Love did this to her. Her love of Sloan.
And probably her love of me too.
I knew it wasn’t easy on her. I knew she thought she was doing the right thing. But fuck, if she would just stop. If she would stop, we could both be okay.
She looked at me tiredly. “I bet you wish you would have kicked the tires before falling for this hot mess.” She smiled weakly. “Aren’t you glad I saved you from yourself?”
I shook my head. “No, that’s not how that works, Kristen. Love is for better or worse. It’s always and no matter what. The no-matter-what just happened first for us.”
Her eyes teared up and she pressed her lips together. “I miss you.”
My throat got tight. “Then be with me, Kristen. Right now. We can move in together, today. Sleep in the same bed. Just say okay. That’s all you have to say. Just say okay.”
I wanted it so badly my heart felt like it was screaming. I wanted to shake her, kidnap her and hold her hostage until she stopped this crap.
But she shook her head. “No.”
I let go of her hand and leaned away from her against the door, my fingers to the bridge of my nose. “You’re killing both of us.”
“One day—”
“Stop talking to me about one day.” I turned to her. “I’m never going to feel differently about this.”
She waited a beat. “Neither am I.”
We sat in silence for a moment, and I closed my eyes.
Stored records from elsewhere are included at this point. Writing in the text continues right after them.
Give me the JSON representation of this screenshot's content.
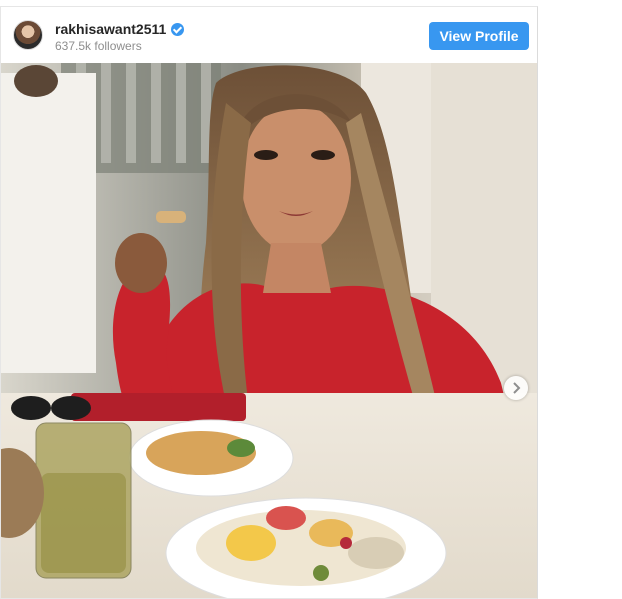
{
  "post": {
    "username": "rakhisawant2511",
    "followers": "637.5k followers",
    "view_profile_label": "View Profile",
    "verified": true
  },
  "icons": {
    "verified": "verified-badge-icon",
    "next": "chevron-right-icon"
  },
  "colors": {
    "accent": "#3897f0",
    "username": "#262626",
    "secondary_text": "#8e8e8e"
  }
}
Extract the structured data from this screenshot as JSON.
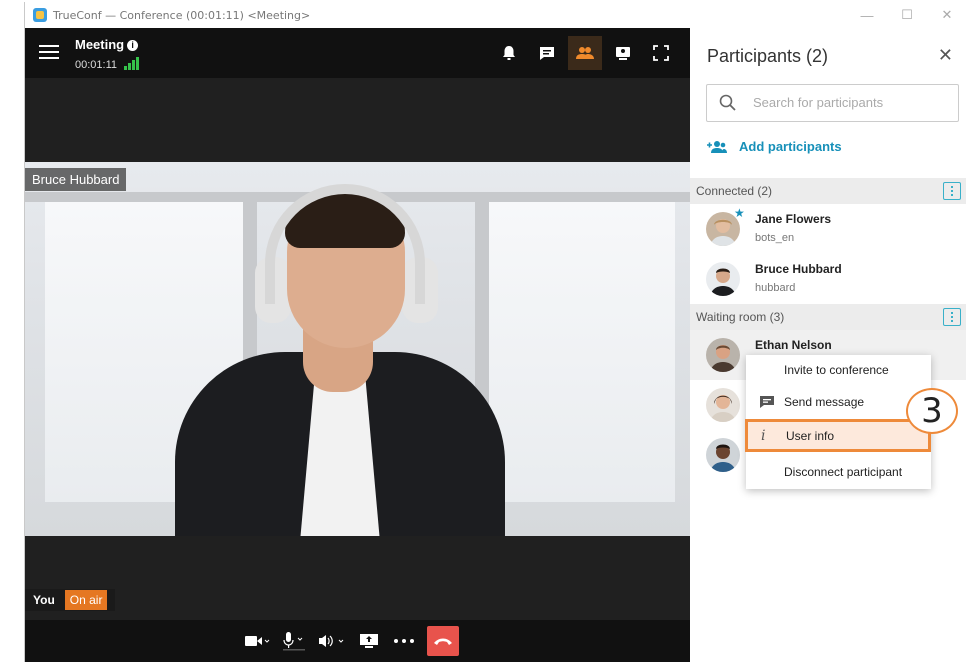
{
  "window": {
    "title": "TrueConf — Conference (00:01:11) <Meeting>",
    "controls": [
      "—",
      "☐",
      "✕"
    ]
  },
  "header": {
    "title": "Meeting",
    "info_icon": "i",
    "elapsed": "00:01:11",
    "tools": [
      "bell-icon",
      "chat-icon",
      "participants-icon",
      "layout-icon",
      "fullscreen-icon"
    ],
    "active_tool": "participants-icon"
  },
  "video": {
    "speaker_name": "Bruce Hubbard",
    "self_label": "You",
    "status_badge": "On air"
  },
  "controls": [
    "camera-icon",
    "microphone-icon",
    "speaker-icon",
    "share-screen-icon",
    "more-icon",
    "hangup-icon"
  ],
  "participants_panel": {
    "title": "Participants (2)",
    "close": "✕",
    "search_placeholder": "Search for participants",
    "add_label": "Add participants",
    "connected_label": "Connected (2)",
    "connected": [
      {
        "name": "Jane Flowers",
        "login": "bots_en",
        "owner": true
      },
      {
        "name": "Bruce Hubbard",
        "login": "hubbard",
        "owner": false
      }
    ],
    "waiting_label": "Waiting room (3)",
    "waiting": [
      {
        "name": "Ethan Nelson"
      }
    ]
  },
  "context_menu": {
    "items": [
      {
        "label": "Invite to conference"
      },
      {
        "label": "Send message"
      },
      {
        "label": "User info"
      },
      {
        "label": "Disconnect participant"
      }
    ],
    "selected": "User info"
  },
  "callout": "3",
  "colors": {
    "accent": "#1790b9",
    "on_air": "#e57722",
    "highlight": "#ee8a3a",
    "hangup": "#e8534c",
    "signal": "#35c24a"
  }
}
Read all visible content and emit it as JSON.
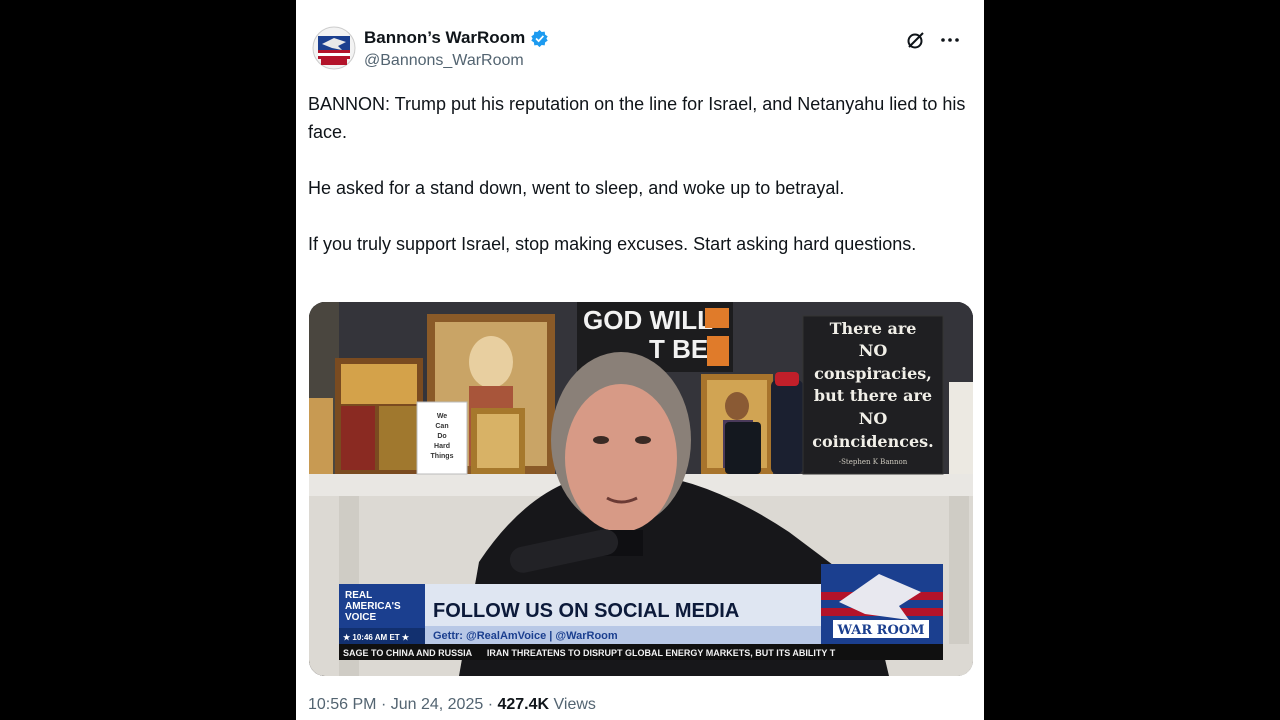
{
  "author": {
    "display_name": "Bannon’s WarRoom",
    "handle": "@Bannons_WarRoom",
    "avatar_icon": "warroom-eagle-logo",
    "verified_icon": "verified-badge-icon"
  },
  "tweet": {
    "paragraphs": [
      "BANNON: Trump put his reputation on the line for Israel, and Netanyahu lied to his face.",
      "He asked for a stand down, went to sleep, and woke up to betrayal.",
      "If you truly support Israel, stop making excuses. Start asking hard questions."
    ]
  },
  "media": {
    "sign_top": "GOD WILL",
    "sign_top2": "T BE",
    "small_sign": [
      "We",
      "Can",
      "Do",
      "Hard",
      "Things"
    ],
    "quote_sign": [
      "There are",
      "NO",
      "conspiracies,",
      "but there are",
      "NO",
      "coincidences."
    ],
    "quote_attribution": "-Stephen K Bannon",
    "lower_third": {
      "network_logo": [
        "REAL",
        "AMERICA'S",
        "VOICE"
      ],
      "time": "★ 10:46 AM ET ★",
      "headline": "FOLLOW US ON SOCIAL MEDIA",
      "subline": "Gettr: @RealAmVoice | @WarRoom",
      "show_logo": "WAR ROOM",
      "ticker": "SAGE TO CHINA AND RUSSIA      IRAN THREATENS TO DISRUPT GLOBAL ENERGY MARKETS, BUT ITS ABILITY T"
    },
    "colors": {
      "banner_blue": "#1b3f8f",
      "banner_red": "#b3132a",
      "sign_orange": "#e07b2a"
    }
  },
  "footer": {
    "time": "10:56 PM",
    "separator": "·",
    "date": "Jun 24, 2025",
    "views_count": "427.4K",
    "views_label": "Views"
  }
}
I felt her move across the seat, and then her body was pressed against my side. I wrapped an arm around her and let her tuck her head under my chin.
The feel of her was therapeutic. I think it was for both of us. A warm compress for my soul.
I’d never had all of her at once. I’d only ever gotten pieces. Her friendship without her body. Her body without her love. And now her love without any of the rest of it.
But even with what little fragments I’d had, it was enough to tell me I would never stop chasing all of her. Never. Not if I lived to be a hundred. She was it. She just was.
“Kristen, you’re the woman I’m supposed to spend the rest of my life with,” I whispered. “I know it in my fucking soul.”
She sniffed. “I know it too, Josh. But that was before.”
“Before what?” I wrapped my arms around her tighter, tears pricking my eyes.
“Before I broke inside. Before my body made me wrong for you. Sometimes soul mates don’t end up together, Josh. They marry other people. They never meet. Or one of them dies.”
I squeezed my eyes shut and felt the lump in my throat get bigger. Just to have her admit it, to have her acknowledge that’s what we were to each other, was the most validating thing she’d ever given me.
“Kristen, I know what I said, that I don’t want to adopt, that I want my own kids and I want a big family. But you make everything different.”
She was quiet for a long time before she answered me. “Josh, if you knew that being with me would take away the one thing I’ve always wanted, would you do it?”
I understood her reasoning. I did. But it didn’t make it easier.
“What if it were me who couldn’t have kids?” I asked. “Would you leave me?”
She sighed. “Josh, it’s different.”
“How? How is it different?”
“Because you’re worth it. You’re worth any flaw you might have. I’m not.”